Photo by: Heng Chivoan
People participate in a blessing ceremony led by Chinese monks yesterday at the northern bridge leading to Diamond Island, site of last month’s deadly stampede.
People participate in a blessing ceremony led by Chinese monks yesterday at the northern bridge leading to Diamond Island, site of last month’s deadly stampede.
via CAAI
Monday, 13 December 2010 15:02 Tep Nimol
THE firm developing Diamond Island held a ceremony yesterday for victims of the deadly stampede last month that killed 353 on a bridge to the island.
About 100 monks, including 21 senior monks from as far afield as China, Vietnam and Taiwan, led the Chinese-language ceremony, joined by 300 others from the capital’s Chinese-Cambodian community, including members of Chinese associations, students and business leaders.

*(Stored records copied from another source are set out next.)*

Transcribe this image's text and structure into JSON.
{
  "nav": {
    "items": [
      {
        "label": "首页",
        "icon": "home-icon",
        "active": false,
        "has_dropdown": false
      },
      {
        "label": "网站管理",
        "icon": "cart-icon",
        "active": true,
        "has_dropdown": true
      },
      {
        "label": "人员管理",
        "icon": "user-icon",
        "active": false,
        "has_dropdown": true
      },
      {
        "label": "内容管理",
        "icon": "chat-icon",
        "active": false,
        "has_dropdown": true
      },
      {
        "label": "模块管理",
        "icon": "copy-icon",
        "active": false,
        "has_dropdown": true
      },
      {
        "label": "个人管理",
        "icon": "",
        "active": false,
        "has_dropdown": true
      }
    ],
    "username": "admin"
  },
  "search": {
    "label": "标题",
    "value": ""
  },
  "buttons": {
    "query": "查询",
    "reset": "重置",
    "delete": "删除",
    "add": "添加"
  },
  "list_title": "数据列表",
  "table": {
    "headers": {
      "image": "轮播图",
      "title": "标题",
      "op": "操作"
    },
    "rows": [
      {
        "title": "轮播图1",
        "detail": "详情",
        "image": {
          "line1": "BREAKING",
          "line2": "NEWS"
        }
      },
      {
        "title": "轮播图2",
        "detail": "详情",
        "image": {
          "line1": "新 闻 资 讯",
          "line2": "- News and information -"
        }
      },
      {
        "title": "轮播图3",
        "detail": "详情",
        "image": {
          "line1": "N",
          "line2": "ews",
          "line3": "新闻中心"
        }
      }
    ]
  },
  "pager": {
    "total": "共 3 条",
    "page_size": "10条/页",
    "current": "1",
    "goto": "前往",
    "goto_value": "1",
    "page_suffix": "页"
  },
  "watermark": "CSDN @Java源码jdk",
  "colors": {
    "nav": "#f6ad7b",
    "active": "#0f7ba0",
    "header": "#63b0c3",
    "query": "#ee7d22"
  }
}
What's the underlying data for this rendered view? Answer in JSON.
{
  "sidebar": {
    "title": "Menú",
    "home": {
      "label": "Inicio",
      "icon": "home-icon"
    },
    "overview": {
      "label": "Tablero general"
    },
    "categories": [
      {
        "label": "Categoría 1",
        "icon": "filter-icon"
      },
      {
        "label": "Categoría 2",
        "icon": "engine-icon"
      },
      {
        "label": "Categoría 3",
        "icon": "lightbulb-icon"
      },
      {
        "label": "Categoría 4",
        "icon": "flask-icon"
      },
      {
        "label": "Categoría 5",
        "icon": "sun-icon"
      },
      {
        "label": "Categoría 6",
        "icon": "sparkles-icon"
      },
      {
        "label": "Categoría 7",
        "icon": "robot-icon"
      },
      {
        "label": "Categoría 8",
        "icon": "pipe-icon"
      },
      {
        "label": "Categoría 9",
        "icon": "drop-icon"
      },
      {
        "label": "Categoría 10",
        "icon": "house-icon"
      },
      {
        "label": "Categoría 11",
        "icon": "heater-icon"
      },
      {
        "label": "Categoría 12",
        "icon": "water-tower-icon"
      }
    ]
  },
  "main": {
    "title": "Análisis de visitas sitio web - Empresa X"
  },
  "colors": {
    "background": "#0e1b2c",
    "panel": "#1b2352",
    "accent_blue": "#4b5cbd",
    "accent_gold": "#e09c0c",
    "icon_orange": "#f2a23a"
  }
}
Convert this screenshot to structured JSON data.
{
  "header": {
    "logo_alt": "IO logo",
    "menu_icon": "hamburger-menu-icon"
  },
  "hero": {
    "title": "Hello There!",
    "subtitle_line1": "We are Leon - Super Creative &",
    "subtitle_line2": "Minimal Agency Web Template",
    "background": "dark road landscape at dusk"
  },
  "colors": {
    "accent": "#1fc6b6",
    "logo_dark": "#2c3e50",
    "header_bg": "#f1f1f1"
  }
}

“This ceremony is aimed at paying tribute to the dead and allowing them to rest in peace,” said Pung Khiav Se, general director of Diamond Island developer Overseas Cambodian Investment Corporation.
Phnom Penh governor Kep Chuktema led an official ceremony last week to reopen the bridge, which is now open only to traffic exiting the island in order to guard against a recurrence of the Water Festival tragedy. The governor also said OCIC had plans to build two additional bridges to the mainland.
An official investigation of put the death toll at 353, with 393 injured. The investigation committee said the incident occurred when festival-goers panicked over the swaying of the suspension bridge and rumours that it might collapse.
However, the committee did not ascribe responsibility for the disaster to any particular official, drawing criticism from the opposition and NGOs, who said it lacked the independence and competence to perform a thorough investigation and noting that the only member of the committee who was not a government official was Pung Khiav Se.
Say Sengly, director of the Cambodian-Russian Friendship Hospital, said seven victims of the stampede were still receiving treatment as of yesterday, but that five in that group were scheduled to be discharged today. Chhouy Meng, head of the emergency care unit at Calmette Hospital, said yesterday that about 20 bridge victims were still receiving urgent care at the hospital.